Benton turns into his driveway, points a remote and opens the door of the detached garage, a carriage house in an earlier century. Neither of them talks as he pulls the SUV in next to his other powerful Porsche and shuts the door. They walk to the side entrance of his antique house, a dark-red brick Victorian just off Harvard Square.

“Who is Lucy's doctor?” she asks, stepping inside the kitchen.

“Nobody at the moment.”

She stares at him as he takes off his coat and neatly drapes it over a chair.

“She doesn't have a doctor? You can't be serious. What the hell have you people been doing with her up here?” she says, fighting her way out of her coat and angrily throwing it on a chair.

He opens an oak cabinet and lifts out a bottle of single-malt Scotch and two tumblers. He fills them with ice.

“The explanation's not going to make you feel any better,” he says. “Her doctor's dead.”

 

T
he Academy's
forensic evidence bay is a hangar with three garage doors that open onto an access road that leads to a second hangar where Lucy keeps helicopters, motorcycles, armored Humvees, speedboats and a hot-air balloon.

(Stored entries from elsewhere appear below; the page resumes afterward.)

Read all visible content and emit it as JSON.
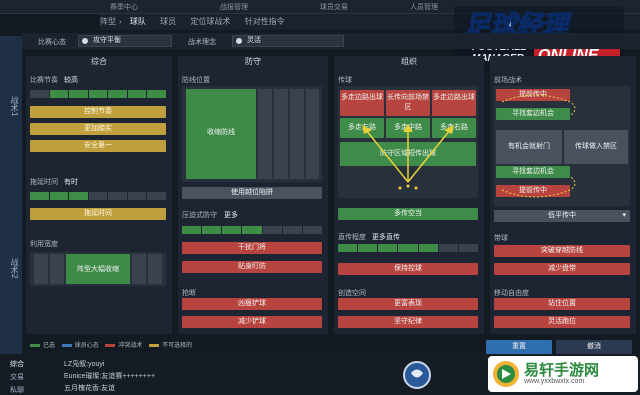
{
  "topbar": {
    "items": [
      "赛季中心",
      "战报管理",
      "球员交易",
      "人员管理"
    ]
  },
  "tabs": [
    {
      "label": "阵型",
      "active": false
    },
    {
      "label": "球队",
      "active": true
    },
    {
      "label": "球员",
      "active": false
    },
    {
      "label": "定位球战术",
      "active": false
    },
    {
      "label": "针对性指令",
      "active": false
    }
  ],
  "left_rail": {
    "tab1": "战术1",
    "tab2": "战术2"
  },
  "selectors": {
    "mentality_label": "比赛心态",
    "mentality_value": "攻守平衡",
    "philosophy_label": "战术理念",
    "philosophy_value": "灵活"
  },
  "panels": {
    "general": {
      "title": "综合",
      "tempo_label": "比赛节奏",
      "tempo_value": "较高",
      "btn_control": "控制节奏",
      "btn_more_aggr": "更加踏实",
      "btn_safe": "安全第一",
      "timewaste_label": "拖延时间",
      "timewaste_value": "有时",
      "btn_timewaste": "拖延时间",
      "width_label": "利用宽度",
      "formation_btn": "阵型大幅收缩"
    },
    "defense": {
      "title": "防守",
      "line_label": "防线位置",
      "line_btn": "收缩防线",
      "offside_btn": "使用越位陷阱",
      "press_label": "压迫式防守",
      "press_value": "更多",
      "btn_keeper": "干扰门将",
      "btn_tight": "贴身盯防",
      "tackle_label": "抢断",
      "btn_hard": "凶狠铲球",
      "btn_less": "减少铲球"
    },
    "build": {
      "title": "组织",
      "pass_label": "传球",
      "btn_flank": "多走边路出球",
      "btn_long": "长传向前场禁区",
      "btn_right_flank": "多走边路出球",
      "btn_left": "多走左路",
      "btn_mid": "多走中路",
      "btn_right": "多走右路",
      "btn_play_out": "防守区域短传出球",
      "btn_more_space": "多传空当",
      "directness_label": "直传程度",
      "directness_value": "更多直传",
      "btn_keep": "保持控球",
      "creative_label": "创造空间",
      "btn_express": "更富表现",
      "btn_discipline": "坚守纪律"
    },
    "attack": {
      "title": "前场战术",
      "btn_early_cross": "提前传中",
      "btn_overlap_l": "寻找套边机会",
      "btn_shoot": "有机会就射门",
      "btn_into_box": "传球做入禁区",
      "btn_overlap_r": "寻找套边机会",
      "btn_early_cross2": "提前传中",
      "cross_select": "低平传中",
      "dribble_label": "带球",
      "btn_dribble": "突破穿越防线",
      "btn_less_dribble": "减少盘带",
      "roam_label": "移动自由度",
      "btn_hold": "站住位置",
      "btn_roam": "灵活跑位"
    }
  },
  "legend": [
    {
      "label": "已选",
      "color": "#3d8d47"
    },
    {
      "label": "球员心态",
      "color": "#3a78b8"
    },
    {
      "label": "冲突战术",
      "color": "#b8443f"
    },
    {
      "label": "不可选择的",
      "color": "#bfa03c"
    }
  ],
  "footer": {
    "reset": "重置",
    "undo": "撤消"
  },
  "chat": {
    "tabs": [
      "综合",
      "交易",
      "私聊"
    ],
    "lines": [
      "LZ凫叙:youyi",
      "Eunice璀璨:友谊赛++++++++",
      "五月槐花香:友谊"
    ]
  },
  "logo": {
    "cn": "足球经理",
    "en1": "FOOTBALL",
    "en2": "MANAGER",
    "en3": "ONLINE"
  },
  "watermark": {
    "title": "易轩手游网",
    "url": "www.yxxbwxtx.com"
  }
}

Reba knows Lucy has helicopters and motorcycles. Everybody knows that. But Reba isn't so sure she believes what Marino said about the rest of what's supposed to be in that hangar. She's suspicious he was setting her up as a joke, a joke that wouldn't have been funny because it would have made her look stupid if she believed him and went around repeating what he said. He has lied to her plenty. He said he liked her. He said sex with her was the best ever. He said no matter what, they would always be friends. None of it was true.

She met him several months back when she was still in the motorcycle unit and he showed up one day on the Softail he rode before he got his tricked-out Deuce. She had just parked her Road King by the back entrance of the police department when she heard his loud pipes, and there he was.

Trade ya,
he said, swinging his leg over the seat like a cowboy getting off his horse.

He hitched up his jeans and walked over to inspect her bike as she was locking it and getting a few items out of the saddlebags.